Perhaps some people think of open innovation as a variant of open source licensing, where a non-exclusive, free-for-all model is used (subject to contract terms, of course, and with different rules for commercial exploitation). But open source and open innovation are very different animals, whose biggest connection is the word “open” in the title.

Alternatively, some people may be advocating open innovation as a convenient label for their concerns about how university technology transfer offices approach licensing. A familiar complaint is that TT offices are focussed too much on the exclusive licensing model, with large licence fees and royalties, that has been successful for pharmaceutical and biotech inventions, and that they should use a different model when seeking to commercialise developments in, for example, the IT field.
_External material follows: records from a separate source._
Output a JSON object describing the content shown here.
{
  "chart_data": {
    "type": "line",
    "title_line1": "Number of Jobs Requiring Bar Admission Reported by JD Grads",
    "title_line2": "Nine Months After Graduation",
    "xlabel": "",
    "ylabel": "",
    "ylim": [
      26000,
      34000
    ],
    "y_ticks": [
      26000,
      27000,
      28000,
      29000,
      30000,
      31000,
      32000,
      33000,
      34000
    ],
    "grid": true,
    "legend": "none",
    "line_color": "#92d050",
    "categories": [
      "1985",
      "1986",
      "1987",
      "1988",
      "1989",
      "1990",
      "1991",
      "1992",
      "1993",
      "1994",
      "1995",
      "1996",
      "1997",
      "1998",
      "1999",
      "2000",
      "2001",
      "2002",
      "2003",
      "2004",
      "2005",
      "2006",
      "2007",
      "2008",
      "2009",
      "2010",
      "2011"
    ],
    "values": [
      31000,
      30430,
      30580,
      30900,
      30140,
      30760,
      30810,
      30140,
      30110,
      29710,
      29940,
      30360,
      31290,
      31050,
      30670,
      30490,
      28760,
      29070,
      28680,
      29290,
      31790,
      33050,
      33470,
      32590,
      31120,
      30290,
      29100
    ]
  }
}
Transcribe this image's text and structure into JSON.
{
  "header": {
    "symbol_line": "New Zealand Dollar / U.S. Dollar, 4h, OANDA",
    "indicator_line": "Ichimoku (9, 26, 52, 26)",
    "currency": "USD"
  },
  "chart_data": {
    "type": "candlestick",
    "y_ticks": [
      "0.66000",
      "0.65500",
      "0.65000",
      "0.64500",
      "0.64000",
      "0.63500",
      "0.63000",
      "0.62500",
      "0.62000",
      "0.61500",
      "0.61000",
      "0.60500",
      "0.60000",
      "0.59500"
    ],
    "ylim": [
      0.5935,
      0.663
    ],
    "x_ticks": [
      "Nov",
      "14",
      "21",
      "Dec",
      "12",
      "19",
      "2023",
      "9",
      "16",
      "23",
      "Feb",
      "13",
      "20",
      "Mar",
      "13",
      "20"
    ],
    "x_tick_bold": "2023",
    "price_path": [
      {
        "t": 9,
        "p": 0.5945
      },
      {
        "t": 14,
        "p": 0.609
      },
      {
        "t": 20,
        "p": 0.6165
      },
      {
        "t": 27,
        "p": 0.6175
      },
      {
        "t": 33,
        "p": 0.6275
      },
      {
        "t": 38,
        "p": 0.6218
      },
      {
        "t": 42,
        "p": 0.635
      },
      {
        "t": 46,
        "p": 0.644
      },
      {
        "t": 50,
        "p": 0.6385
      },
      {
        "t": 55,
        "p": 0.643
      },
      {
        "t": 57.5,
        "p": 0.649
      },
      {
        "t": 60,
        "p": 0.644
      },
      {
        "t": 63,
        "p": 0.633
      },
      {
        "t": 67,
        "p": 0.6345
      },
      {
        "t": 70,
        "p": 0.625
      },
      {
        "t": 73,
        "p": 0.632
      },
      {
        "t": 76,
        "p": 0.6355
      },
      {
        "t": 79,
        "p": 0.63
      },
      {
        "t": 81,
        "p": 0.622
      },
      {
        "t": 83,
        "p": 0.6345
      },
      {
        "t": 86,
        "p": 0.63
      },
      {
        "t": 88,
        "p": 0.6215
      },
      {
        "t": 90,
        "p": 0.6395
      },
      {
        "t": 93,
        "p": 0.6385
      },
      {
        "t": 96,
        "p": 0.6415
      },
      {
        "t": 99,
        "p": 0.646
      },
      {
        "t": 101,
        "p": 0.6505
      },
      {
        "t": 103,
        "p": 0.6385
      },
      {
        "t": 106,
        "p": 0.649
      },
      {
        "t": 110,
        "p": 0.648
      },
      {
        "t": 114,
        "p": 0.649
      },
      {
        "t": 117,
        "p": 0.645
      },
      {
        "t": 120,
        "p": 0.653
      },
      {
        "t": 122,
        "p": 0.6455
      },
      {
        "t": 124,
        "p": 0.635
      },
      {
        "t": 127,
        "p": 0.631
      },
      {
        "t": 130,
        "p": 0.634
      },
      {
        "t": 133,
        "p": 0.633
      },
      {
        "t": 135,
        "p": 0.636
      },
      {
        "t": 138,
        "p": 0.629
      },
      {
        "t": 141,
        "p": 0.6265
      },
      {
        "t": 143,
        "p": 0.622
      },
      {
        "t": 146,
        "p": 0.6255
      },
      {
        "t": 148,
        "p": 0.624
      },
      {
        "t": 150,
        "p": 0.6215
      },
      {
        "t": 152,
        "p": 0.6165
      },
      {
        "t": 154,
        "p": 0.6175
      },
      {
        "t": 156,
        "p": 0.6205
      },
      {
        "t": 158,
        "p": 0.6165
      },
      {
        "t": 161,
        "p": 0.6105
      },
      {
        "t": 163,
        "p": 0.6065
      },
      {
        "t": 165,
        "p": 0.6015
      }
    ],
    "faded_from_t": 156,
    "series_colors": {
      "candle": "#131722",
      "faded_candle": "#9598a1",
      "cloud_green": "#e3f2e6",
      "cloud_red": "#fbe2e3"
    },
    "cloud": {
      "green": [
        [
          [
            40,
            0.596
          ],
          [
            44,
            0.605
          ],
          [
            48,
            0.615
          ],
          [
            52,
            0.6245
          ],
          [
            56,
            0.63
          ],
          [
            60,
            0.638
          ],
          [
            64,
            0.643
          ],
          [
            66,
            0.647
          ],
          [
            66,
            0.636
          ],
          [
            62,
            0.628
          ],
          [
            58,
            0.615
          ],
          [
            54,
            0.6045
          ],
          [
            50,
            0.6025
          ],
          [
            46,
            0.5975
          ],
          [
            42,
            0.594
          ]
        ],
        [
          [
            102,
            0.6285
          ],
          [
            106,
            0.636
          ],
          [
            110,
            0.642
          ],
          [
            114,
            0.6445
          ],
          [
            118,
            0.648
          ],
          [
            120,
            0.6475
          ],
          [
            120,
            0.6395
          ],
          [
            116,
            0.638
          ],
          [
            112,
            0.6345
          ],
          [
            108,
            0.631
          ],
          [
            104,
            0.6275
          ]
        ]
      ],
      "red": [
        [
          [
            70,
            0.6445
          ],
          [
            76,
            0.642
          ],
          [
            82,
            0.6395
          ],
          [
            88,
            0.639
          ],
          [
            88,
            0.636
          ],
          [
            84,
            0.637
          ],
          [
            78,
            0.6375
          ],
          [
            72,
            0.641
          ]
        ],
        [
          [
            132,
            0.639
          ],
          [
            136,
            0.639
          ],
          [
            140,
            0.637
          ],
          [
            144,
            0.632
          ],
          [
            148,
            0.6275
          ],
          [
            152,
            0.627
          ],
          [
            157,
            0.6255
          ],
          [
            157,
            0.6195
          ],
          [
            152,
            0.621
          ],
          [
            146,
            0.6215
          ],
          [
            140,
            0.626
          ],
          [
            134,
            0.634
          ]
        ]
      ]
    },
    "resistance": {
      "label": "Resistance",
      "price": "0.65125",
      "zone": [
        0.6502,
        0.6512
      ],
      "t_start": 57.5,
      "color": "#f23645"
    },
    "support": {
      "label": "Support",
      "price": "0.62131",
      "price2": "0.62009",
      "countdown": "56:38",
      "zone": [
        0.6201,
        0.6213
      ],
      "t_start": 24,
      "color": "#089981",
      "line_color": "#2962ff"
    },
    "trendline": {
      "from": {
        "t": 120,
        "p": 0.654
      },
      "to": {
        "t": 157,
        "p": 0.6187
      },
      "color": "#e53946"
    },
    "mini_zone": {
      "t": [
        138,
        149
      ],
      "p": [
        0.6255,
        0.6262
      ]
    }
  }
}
This other model may look more like open source licensing or conventional non-exclusive licensing, and may for this reason be tagged with the modish label of open innovation.

According to a presentation by Iain Gray, Chief Executive of the UK’s Technology Strategy Board in 2009: “Open innovation means …ideas should be able to flow to where they can be most efficiently researched, developed and commercialised, regardless of where they originated, thereby generating maximum value for all of the organisations involved.” It is difficult to argue with a sentiment expressed in such general terms.

It seems that open innovation is a high-level concept, whose practical implementation does not follow any single pattern. The connection between an open innovation approach and particular terms in IP agreements is difficult to see.